Tak beberapa lama, sahabat saya keluar dari kerumunanan membawa nasi bungkus yang kantongnya dipisah dua.  Satu kantong yang berisi satu bungkus nasi kuning untuk saya dan satu  kantong lagi yang berisi beberapa bungkusan untuk dia. Ketika saya akan mengganti uangnya, dia menolak.  Berarti dugaan saya benar, hari ini ada rezeki nasi kuning gratis.  Sembari menyerahkan nasi kuning tersebut, dia bercerita sudah empat hari datang ke sini untuk membeli nasi Kuning Pangkep. 

Sebungkus Nasi Kuning Honor Pertama dari  Menulis

Kenapa demikian karena Nasi Kuning Pangkep Cabang Ampera ini rasa dan aromanya sama dengan Nasi Kuning racikan Haji Nur yang dulu berjualan di Entrop.  Sebuah tempat berjarak sekitar 10 kilometer dari Pasar Ampera.  Haji Nur itu seorang perempuan bukan laki-laki.  Kenapa dipanggi Haji bukan Hajja padahal ia perempuan karena bagi kami orang bugis, semua orang yang sudah menunaikan ibadah haji baik laki-laki maupun perempuan semua dipanggil Haji. Kata ibu Hajja tidak ada dalam kamus kosa-kata orang bugis. 

Nasi kuning Haji Nur dulu begitu digemari banyak orang termasuk sahabat saya tadi.  Jadi bisa dipastikan, dulu nasi kuning Haji Nur selalu rame seperti Nasi Kuning Pangkep Cabang Ampera sekarang.  Setelah mengulik informasi, rupanya ibu penjual Nasi Kuning di tempat ini dulunya bekerja di Haji Nur.  Itulah kenapa rasanya sama karena diracik oleh mantan anak buah.

Aroma khas pembangkit selera makan dari Nasi Kuning Pangkep  membuat kami sepertinya tidak sabaran melahap habis nasi kuning tersebut. kami pun bergegas meninggalkan kerumunan orang yang masih mengantri dengan arah berlawanan.  Kenapa berlawanan, karena rumah kami arahnya berlawanan jika dari Pasar Ampera.  Saya ke arah kompleks ruko di kota sementara sahabat saya ke arah Pasar Hamadi.

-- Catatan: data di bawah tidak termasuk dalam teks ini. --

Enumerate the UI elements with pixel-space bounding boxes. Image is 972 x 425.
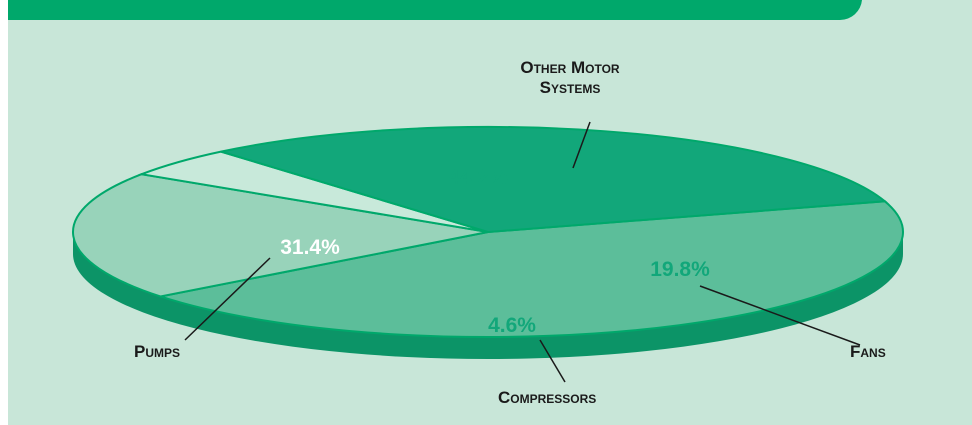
slice-label: Other Motor Systems bbox=[520, 58, 620, 97]
pie-slice bbox=[72, 173, 489, 298]
value-label: 19.8% bbox=[650, 258, 710, 281]
leader-line bbox=[699, 285, 861, 346]
leader-line bbox=[539, 339, 566, 383]
slice-label: Fans bbox=[850, 342, 886, 361]
leader-line bbox=[184, 257, 271, 341]
value-label: 4.6% bbox=[488, 314, 536, 337]
pie-slice bbox=[220, 126, 888, 234]
value-label: 31.4% bbox=[280, 236, 340, 259]
banner bbox=[0, 0, 862, 21]
leader-line bbox=[572, 121, 591, 169]
slice-label: Compressors bbox=[498, 388, 597, 407]
value-label: 44.2% bbox=[448, 166, 508, 189]
slice-label: Pumps bbox=[134, 342, 181, 361]
pie-slice bbox=[156, 200, 904, 338]
margin bbox=[0, 0, 8, 425]
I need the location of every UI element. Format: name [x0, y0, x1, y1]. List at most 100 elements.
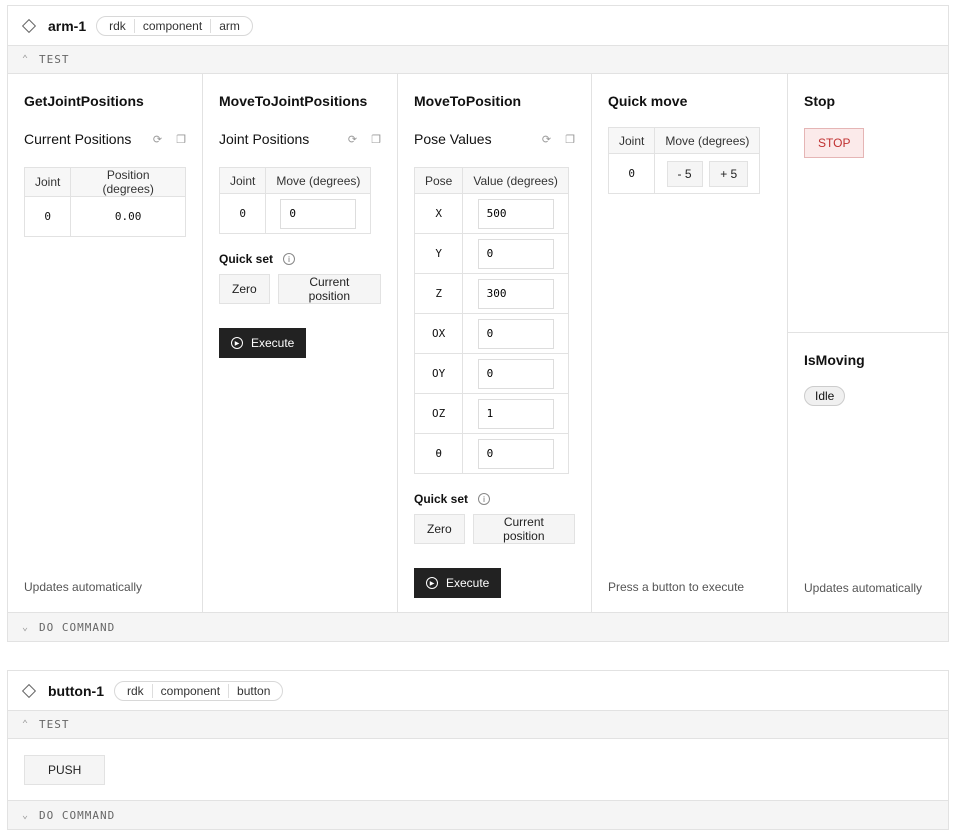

Diperjalanan menuju rumah, saya baru sadar kalau ada kisah unik dibalik sebungkus nasi kuning dari sahabat saya tadi. Unik karena nasi kuning ini seperti honor pertama saya dari tulisan.  Sebab seingat saya, hingga saat ini belum pernah mendapatkan materi termasuk uang dari menulis.  Sebagai penulis abal-abal dan kambuhan karena tidak istiqomah, tulisan saya dulu memang pernah dimuat di media.  Tapi saya ngak pernah mendapat honor karena malas ke kantor koran yang memuat tulisan tersebut untuk mengambil honor.  Jadinya honor tersebut untuk mereka saja yang penting tulisan termuat di korannya dan terbaca oleh banyak orang.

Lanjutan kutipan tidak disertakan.